Freight+Volume is pleased to announce Charles Platt's new solo exhibition, encrypted messages. The exhibition showcases Platt's extensive body of collage work, a practice that he maintains parallel to his career as an architect. Integrating found objects, particularly clothing, which are transformed and restructured, his collages are both formally dynamic and suggestive of an elusive, interior narrative.
As the artist tells it, he started making his collages in 1959, when he abandoned an oil canvas in the fall and returned in the spring to find a pair of workman’s overalls hanging on it. This became his first serious collage work, The Hired Man. The found materials in Platt’s work thus have held a dual function of providing a formal groundwork as well as content. Everyday objects, no matter how banal, carry a wide array of associations, and possess the ability to evoke powerful responses in the viewer.
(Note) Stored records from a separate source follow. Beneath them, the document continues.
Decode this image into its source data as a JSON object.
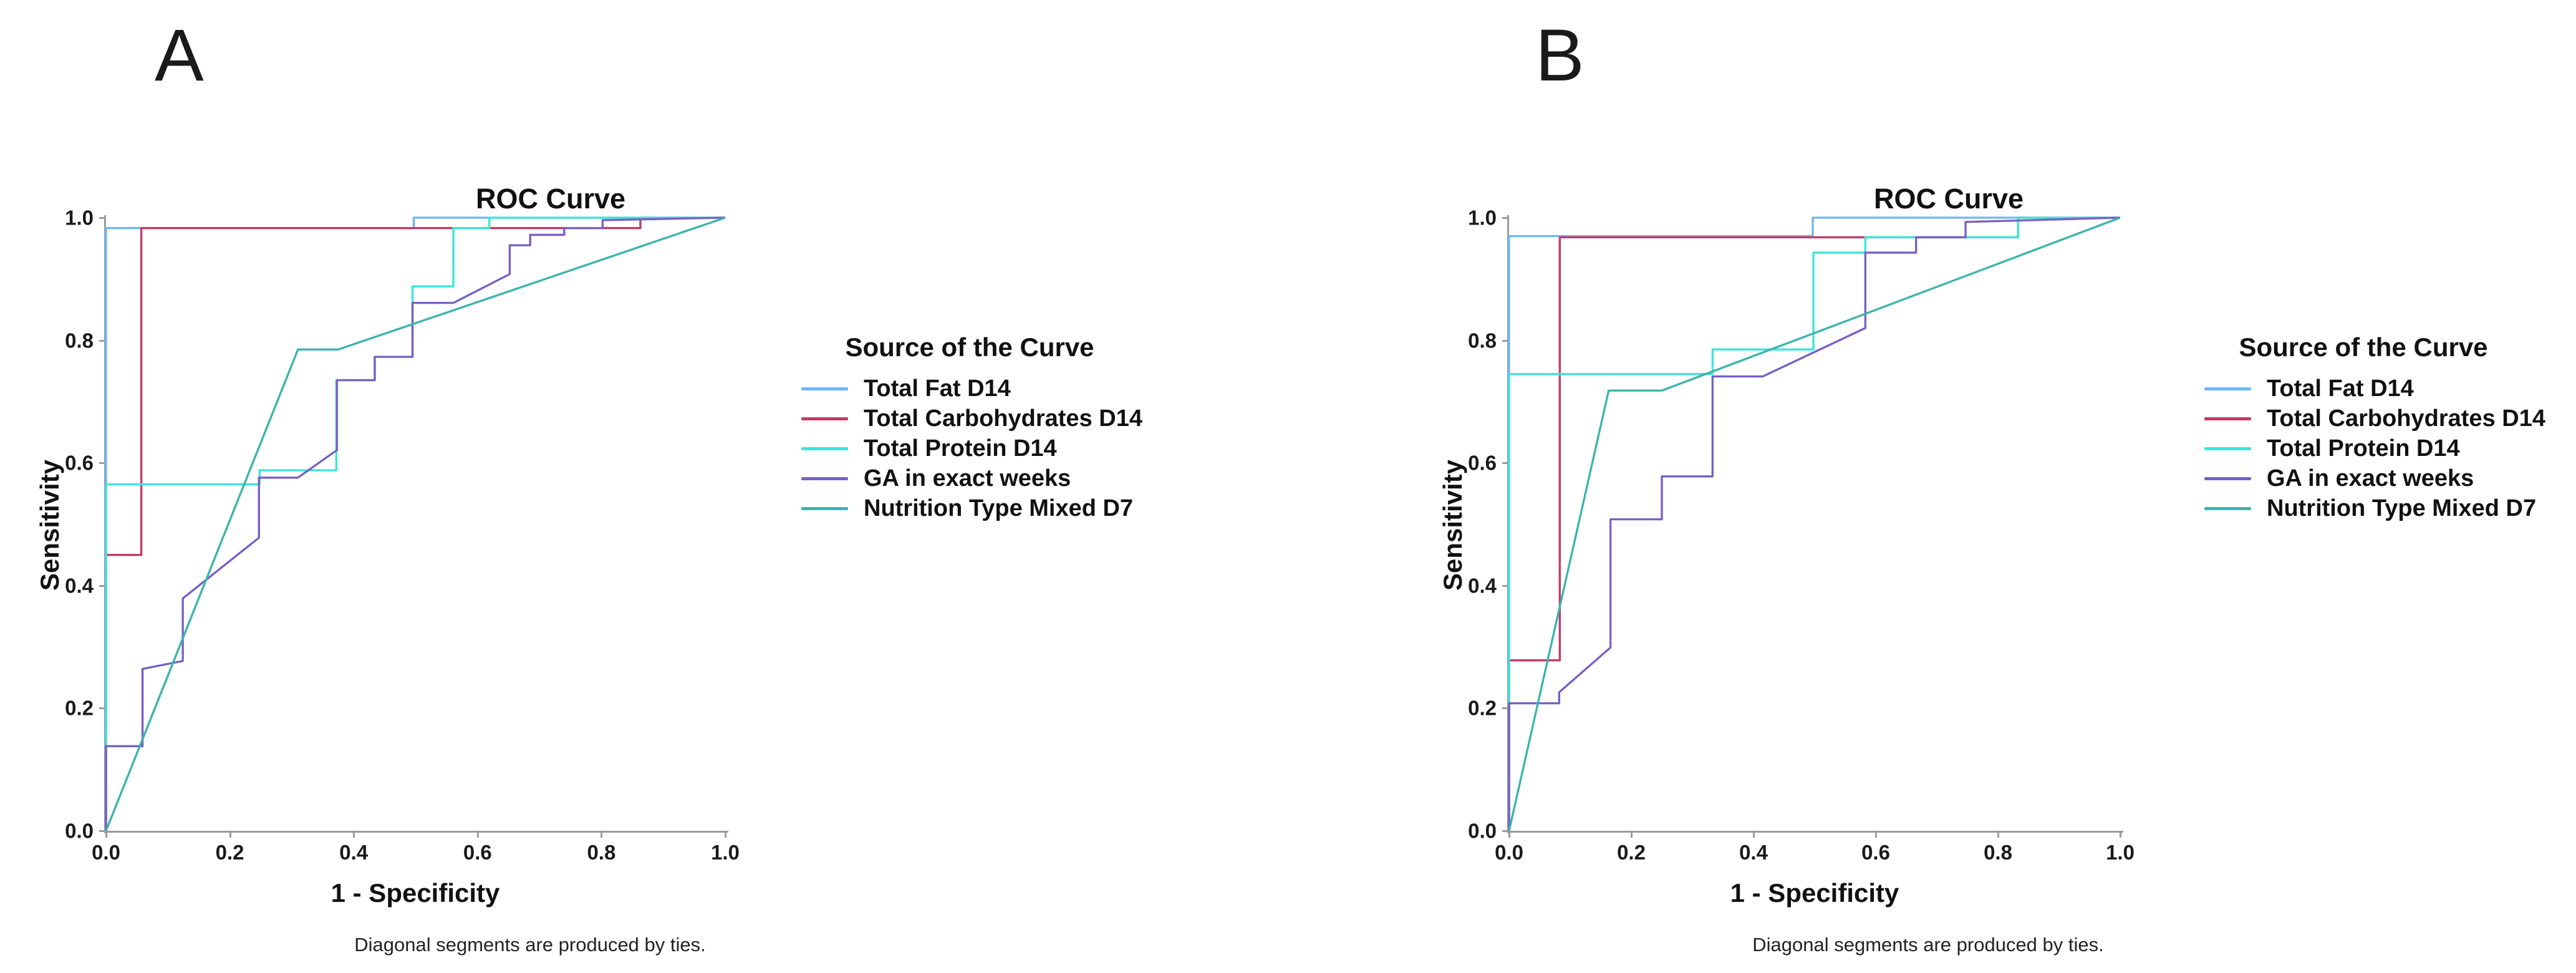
{
  "chart_data": [
    {
      "panel_label": "A",
      "type": "line",
      "title": "ROC Curve",
      "xlabel": "1 - Specificity",
      "ylabel": "Sensitivity",
      "footnote": "Diagonal segments are produced by ties.",
      "legend_title": "Source of the Curve",
      "legend_position": "right",
      "grid": false,
      "xlim": [
        0,
        1
      ],
      "ylim": [
        0,
        1
      ],
      "x_ticks": [
        "0.0",
        "0.2",
        "0.4",
        "0.6",
        "0.8",
        "1.0"
      ],
      "y_ticks": [
        "0.0",
        "0.2",
        "0.4",
        "0.6",
        "0.8",
        "1.0"
      ],
      "series": [
        {
          "name": "Total Fat D14",
          "color": "#6cb7f5",
          "points": [
            [
              0,
              0
            ],
            [
              0,
              0.983
            ],
            [
              0.497,
              0.983
            ],
            [
              0.497,
              1
            ],
            [
              1,
              1
            ]
          ]
        },
        {
          "name": "Total Carbohydrates D14",
          "color": "#c13a67",
          "points": [
            [
              0,
              0
            ],
            [
              0,
              0.45
            ],
            [
              0.057,
              0.45
            ],
            [
              0.057,
              0.983
            ],
            [
              0.863,
              0.983
            ],
            [
              0.863,
              1
            ],
            [
              1,
              1
            ]
          ]
        },
        {
          "name": "Total Protein D14",
          "color": "#3be5da",
          "points": [
            [
              0,
              0
            ],
            [
              0,
              0.565
            ],
            [
              0.248,
              0.565
            ],
            [
              0.248,
              0.588
            ],
            [
              0.372,
              0.588
            ],
            [
              0.372,
              0.735
            ],
            [
              0.434,
              0.735
            ],
            [
              0.434,
              0.773
            ],
            [
              0.495,
              0.773
            ],
            [
              0.495,
              0.888
            ],
            [
              0.561,
              0.888
            ],
            [
              0.561,
              0.983
            ],
            [
              0.619,
              0.983
            ],
            [
              0.619,
              1
            ],
            [
              1,
              1
            ]
          ]
        },
        {
          "name": "GA in exact weeks",
          "color": "#7760c5",
          "points": [
            [
              0,
              0
            ],
            [
              0,
              0.138
            ],
            [
              0.059,
              0.138
            ],
            [
              0.059,
              0.264
            ],
            [
              0.124,
              0.277
            ],
            [
              0.124,
              0.379
            ],
            [
              0.247,
              0.478
            ],
            [
              0.247,
              0.576
            ],
            [
              0.31,
              0.576
            ],
            [
              0.373,
              0.621
            ],
            [
              0.373,
              0.735
            ],
            [
              0.434,
              0.735
            ],
            [
              0.434,
              0.773
            ],
            [
              0.495,
              0.773
            ],
            [
              0.495,
              0.861
            ],
            [
              0.561,
              0.861
            ],
            [
              0.652,
              0.908
            ],
            [
              0.652,
              0.955
            ],
            [
              0.685,
              0.955
            ],
            [
              0.685,
              0.972
            ],
            [
              0.74,
              0.972
            ],
            [
              0.74,
              0.983
            ],
            [
              0.802,
              0.983
            ],
            [
              0.802,
              0.996
            ],
            [
              1,
              1
            ]
          ]
        },
        {
          "name": "Nutrition Type Mixed D7",
          "color": "#3bb4ac",
          "points": [
            [
              0,
              0
            ],
            [
              0.31,
              0.785
            ],
            [
              0.375,
              0.785
            ],
            [
              1,
              1
            ]
          ]
        }
      ]
    },
    {
      "panel_label": "B",
      "type": "line",
      "title": "ROC Curve",
      "xlabel": "1 - Specificity",
      "ylabel": "Sensitivity",
      "footnote": "Diagonal segments are produced by ties.",
      "legend_title": "Source of the Curve",
      "legend_position": "right",
      "grid": false,
      "xlim": [
        0,
        1
      ],
      "ylim": [
        0,
        1
      ],
      "x_ticks": [
        "0.0",
        "0.2",
        "0.4",
        "0.6",
        "0.8",
        "1.0"
      ],
      "y_ticks": [
        "0.0",
        "0.2",
        "0.4",
        "0.6",
        "0.8",
        "1.0"
      ],
      "series": [
        {
          "name": "Total Fat D14",
          "color": "#6cb7f5",
          "points": [
            [
              0,
              0
            ],
            [
              0,
              0.97
            ],
            [
              0.497,
              0.97
            ],
            [
              0.497,
              1
            ],
            [
              1,
              1
            ]
          ]
        },
        {
          "name": "Total Carbohydrates D14",
          "color": "#c13a67",
          "points": [
            [
              0,
              0
            ],
            [
              0,
              0.278
            ],
            [
              0.083,
              0.278
            ],
            [
              0.083,
              0.968
            ],
            [
              0.833,
              0.968
            ],
            [
              0.833,
              1
            ],
            [
              1,
              1
            ]
          ]
        },
        {
          "name": "Total Protein D14",
          "color": "#3be5da",
          "points": [
            [
              0,
              0
            ],
            [
              0,
              0.745
            ],
            [
              0.333,
              0.745
            ],
            [
              0.333,
              0.785
            ],
            [
              0.498,
              0.785
            ],
            [
              0.498,
              0.943
            ],
            [
              0.583,
              0.943
            ],
            [
              0.583,
              0.968
            ],
            [
              0.833,
              0.968
            ],
            [
              0.833,
              1
            ],
            [
              1,
              1
            ]
          ]
        },
        {
          "name": "GA in exact weeks",
          "color": "#7760c5",
          "points": [
            [
              0,
              0
            ],
            [
              0,
              0.208
            ],
            [
              0.082,
              0.208
            ],
            [
              0.082,
              0.226
            ],
            [
              0.166,
              0.299
            ],
            [
              0.166,
              0.508
            ],
            [
              0.25,
              0.508
            ],
            [
              0.25,
              0.578
            ],
            [
              0.333,
              0.578
            ],
            [
              0.333,
              0.741
            ],
            [
              0.415,
              0.741
            ],
            [
              0.583,
              0.82
            ],
            [
              0.583,
              0.943
            ],
            [
              0.666,
              0.943
            ],
            [
              0.666,
              0.968
            ],
            [
              0.747,
              0.968
            ],
            [
              0.747,
              0.993
            ],
            [
              1,
              1
            ]
          ]
        },
        {
          "name": "Nutrition Type Mixed D7",
          "color": "#3bb4ac",
          "points": [
            [
              0,
              0
            ],
            [
              0.163,
              0.718
            ],
            [
              0.25,
              0.718
            ],
            [
              1,
              1
            ]
          ]
        }
      ]
    }
  ]
}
Platt's work exploits both these facets; his dissection of common objects yields a host of novel forms, which he organizes into tautly constructed arrangements. His juxtaposition of clothing and personal effects with abstract backgrounds conjures an almost uncanny sense of disconnection between fact and fiction. Platt's handling of the found materials that form his collages reflects his architectural training. Clothing and shoes, persistent motifs in his oeuvre, are cut open to reveal their surprisingly complex internal structures, and these inner frameworks in turn define the compositions as a whole. These collages have the ability to function as portraits, as with Tom, where an arrangement of flayed open shirts evokes the ghostly presence of the implied owner.
Platt also applies this constructive sensibility to a remarkable variety of other objects, from wallets and travel bags to wire coat hangers and measuring tapes. His series of deconstructed wallets and purses paint a portrait of the instruments of travel and the lives they contain. Other of his works, such as Double Diptych, use preexisting materials as a formal building blocks in abstract assemblages.
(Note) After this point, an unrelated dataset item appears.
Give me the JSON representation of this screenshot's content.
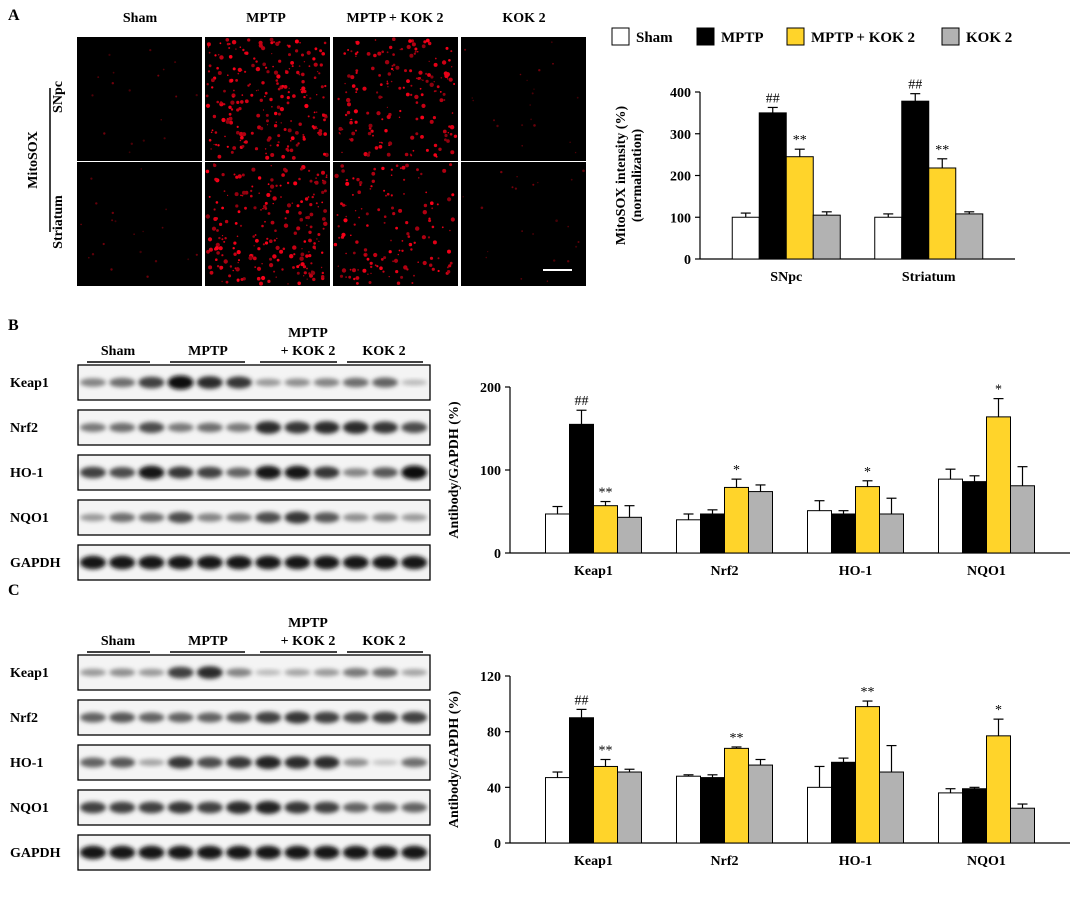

Charles Platt graduated from Harvard College and the Graduate School of Design at Harvard, and studied painting at the Art Students League of New York and the Boston Museum School. Platt has been a practicing architect since 1960, and is currently a partner at Platt Byard Dovell White Architects, LLP. His firm has received many design awards and his work has been published around the world. Platt has had two solo exhibitions of his collages.